There are two things to note, the TDP/performance ratios are about the same and the price/performance is 3 times better for the Atom. Presumably, the Atom is low cost because it is easier to manufacture and is produced in more volume than the Xeon processors. Low power laptops, “pads”, routers, set-up boxes, low-end NAS boxes, and other appliances represent huge volumes for processors like the Atom. (The AMD Bobcat, VIA Nano, Qualcom Snapdragon, and ARM A-15 are a few other low power designs).
The second thing to note is the similarity in the TDP/performance ratios. My guess is that most low power processors will be in this range. This means there is no real secret sauce in the low power designs. There can be better efficiency, however, like the ARM processors, because they don’t need to devote transistors to legacy x86 support. Thus, the advantage with “wimpy cores” is probably a better price to performance ratio. If your application is scalable, you may be able to take advantage of this trend.

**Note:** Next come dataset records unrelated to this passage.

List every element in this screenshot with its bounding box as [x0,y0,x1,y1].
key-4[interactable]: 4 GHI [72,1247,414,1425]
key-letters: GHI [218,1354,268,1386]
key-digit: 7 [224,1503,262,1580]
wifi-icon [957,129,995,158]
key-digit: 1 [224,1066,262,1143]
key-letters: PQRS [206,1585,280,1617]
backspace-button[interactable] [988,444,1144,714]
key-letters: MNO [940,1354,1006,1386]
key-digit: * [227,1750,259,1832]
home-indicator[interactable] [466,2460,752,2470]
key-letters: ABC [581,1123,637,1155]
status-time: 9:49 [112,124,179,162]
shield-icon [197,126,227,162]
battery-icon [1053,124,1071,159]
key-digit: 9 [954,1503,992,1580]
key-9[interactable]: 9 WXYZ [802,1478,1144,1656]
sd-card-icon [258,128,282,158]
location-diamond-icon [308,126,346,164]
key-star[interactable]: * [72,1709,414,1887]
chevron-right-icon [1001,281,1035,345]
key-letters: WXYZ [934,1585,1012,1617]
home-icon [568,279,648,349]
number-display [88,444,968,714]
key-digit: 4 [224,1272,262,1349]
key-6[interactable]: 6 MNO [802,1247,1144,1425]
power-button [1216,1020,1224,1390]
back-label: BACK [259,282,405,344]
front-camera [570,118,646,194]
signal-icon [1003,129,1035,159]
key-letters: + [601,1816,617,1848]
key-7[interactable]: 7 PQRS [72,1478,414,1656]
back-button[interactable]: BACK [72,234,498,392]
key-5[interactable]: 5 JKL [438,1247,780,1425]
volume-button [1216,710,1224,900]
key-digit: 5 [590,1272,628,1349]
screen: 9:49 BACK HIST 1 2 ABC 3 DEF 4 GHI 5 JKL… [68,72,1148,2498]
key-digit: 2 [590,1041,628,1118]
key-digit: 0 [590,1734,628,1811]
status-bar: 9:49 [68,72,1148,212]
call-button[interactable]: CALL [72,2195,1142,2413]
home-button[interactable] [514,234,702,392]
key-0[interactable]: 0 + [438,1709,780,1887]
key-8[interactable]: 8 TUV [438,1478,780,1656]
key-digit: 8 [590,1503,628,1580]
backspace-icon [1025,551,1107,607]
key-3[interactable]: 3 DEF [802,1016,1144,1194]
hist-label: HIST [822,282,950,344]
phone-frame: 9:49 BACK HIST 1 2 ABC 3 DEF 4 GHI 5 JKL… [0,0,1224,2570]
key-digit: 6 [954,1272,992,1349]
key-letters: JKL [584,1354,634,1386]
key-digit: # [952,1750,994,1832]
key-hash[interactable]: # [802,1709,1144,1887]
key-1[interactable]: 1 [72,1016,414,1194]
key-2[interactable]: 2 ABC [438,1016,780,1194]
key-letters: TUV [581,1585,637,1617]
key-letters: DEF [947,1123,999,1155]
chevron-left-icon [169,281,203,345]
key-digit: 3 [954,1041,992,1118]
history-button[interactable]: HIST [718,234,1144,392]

With this in mind, Urs Hölzle is proposing that for Google work loads the “brawny” Xeons are better then the “wimpy” Atoms. His argument is based on the need to parallelize code on the wimpy cores at the thread level (inside the box) to achieve a comparable response time. The brawny cores are fast enough that they only need to be parallelized at the request level (outside the box). His conclusion is that the extra programming overhead needed for wimpy cores will negate any of the cost savings. He also mentions some scheduling issues and the need for more hardware (fans, power supplies, cases etc.) for wimpy cores.
I certainly believe Urs knows what is best for Google and at the same time remind everyone of a few lessons learned from the house of parallel. First, coding for parallel is indeed expensive, so do it right the first time and plan for the future. This task is tricky. You want to make sure you have scalable code, not just code that works today. There may also be better non-procedural approaches to parallelism (i.e. functional languages). There is a premium price for parallel programming and it may be possible to make programmers more productive with higher level tools.
Second, as he mentions, Amdahl’s law will often trump any lofty dreams. Experience in HPC has shown that the parallel portion of a program often increases as either the data set gets larger or the amount of parallel processing gets larger. Thus, even the brawny cores may need to be parallel at some point. One should not count on increased clock rates to save the day. This remedy may have worked in the past, but increased speeds are going to be a slow in coming, which is why we are having this discussion.
And finally, once the important things are parallel and portable (which may not always be possible by the way) you open yourself up to more flexibility in execution. For instance, MPI codes will run on both clusters and SMP systems. Optimization is another issue, but it is far easier to optimize when you have a working baseline. At some point, even adding cache coherent (SMP) cores is going to hit the wall and parallel designs are going to be the only way to increase performance. Those that plan for a “cluster centric” design will be well rewarded.
The lesson for today — the future is parallel, get used to it. The HPC community has been living and working with parallel clusters for more than a decade. While number crunching may not be on everyone’s list, the mass market lessons of the high end always head downstream. As the pioneers of this new parallel world, it has been our job is to weave the common into the exceptional. Based on the success of the HPC market, I am sure others will follow.